Trago saliva. Luego, entiendo por qué salto de la cama tan rápidamente. Hacía tiempo que no dejaba de lado la prisa, la tranquilidad llenaba parte de mis días, pero este no era uno de ellos.
Eran las nueve de la mañana cuando decidía abandonar la cama para ponerme frente al espejo para encontrar las emociones que vendrían más tarde. Comenzaba otro día, pero no uno cualquiera si no de estos que marcan un antes y un después. Pantalones nuevos, camiseta a conjunto con el bolso, unas deportivas y una cazadora de colores a conjunto con el presente.
Me dirigía hacia un lugar donde más verdad se podía ver en los ojos de las personas. Donde muchos deciden volar para alejarse o llegar al destino para dejar de irse de la realidad.
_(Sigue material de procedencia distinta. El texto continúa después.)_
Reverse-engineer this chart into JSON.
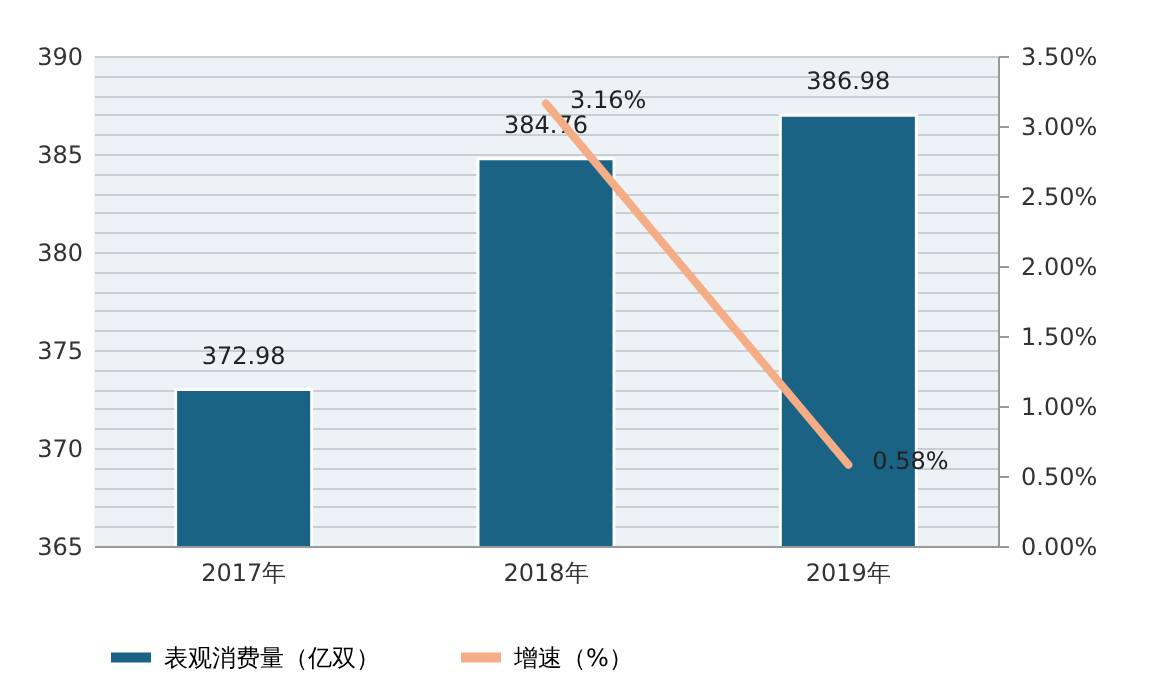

Una vez allí, anduve recordando aquella promesa que me hice, cuando cumpliera la mayoría de edad, te llamara, te buscara para así prometerte un abrazo por cada año de frío que hemos sentido las dos.
Y, por eso estoy aquí, esperando este momento que tanto hemos deseado.
Ahora empezaba a entender el significado de aeropuerto, no el que te enseñan de pequeño, si no este que he aprendido cuando te he visto salir por la puerta de la terminal. Radiante, entusiasmada pero con una mochila cargada de dolor. En ese momento te has convertido en mi historia que has roto todos mis esquemas olvidando cualquier porque. No saber nada de ti durante toda la vida me hizo cambiar. Casi morimos en cada nombre, éramos agua y fuego a la vez, intentando huir de cada verbo que hoy nos invade. Nunca fuimos capaces de coger el verbo querer porque nos inundábamos de miedo.
Ahora, que todo ha salido bien, que el aterrizaje ha sido posible, somos dos alas cogidas por un hilo que nunca se romperá. Un hilo que une a una hija y a una madre por primera vez.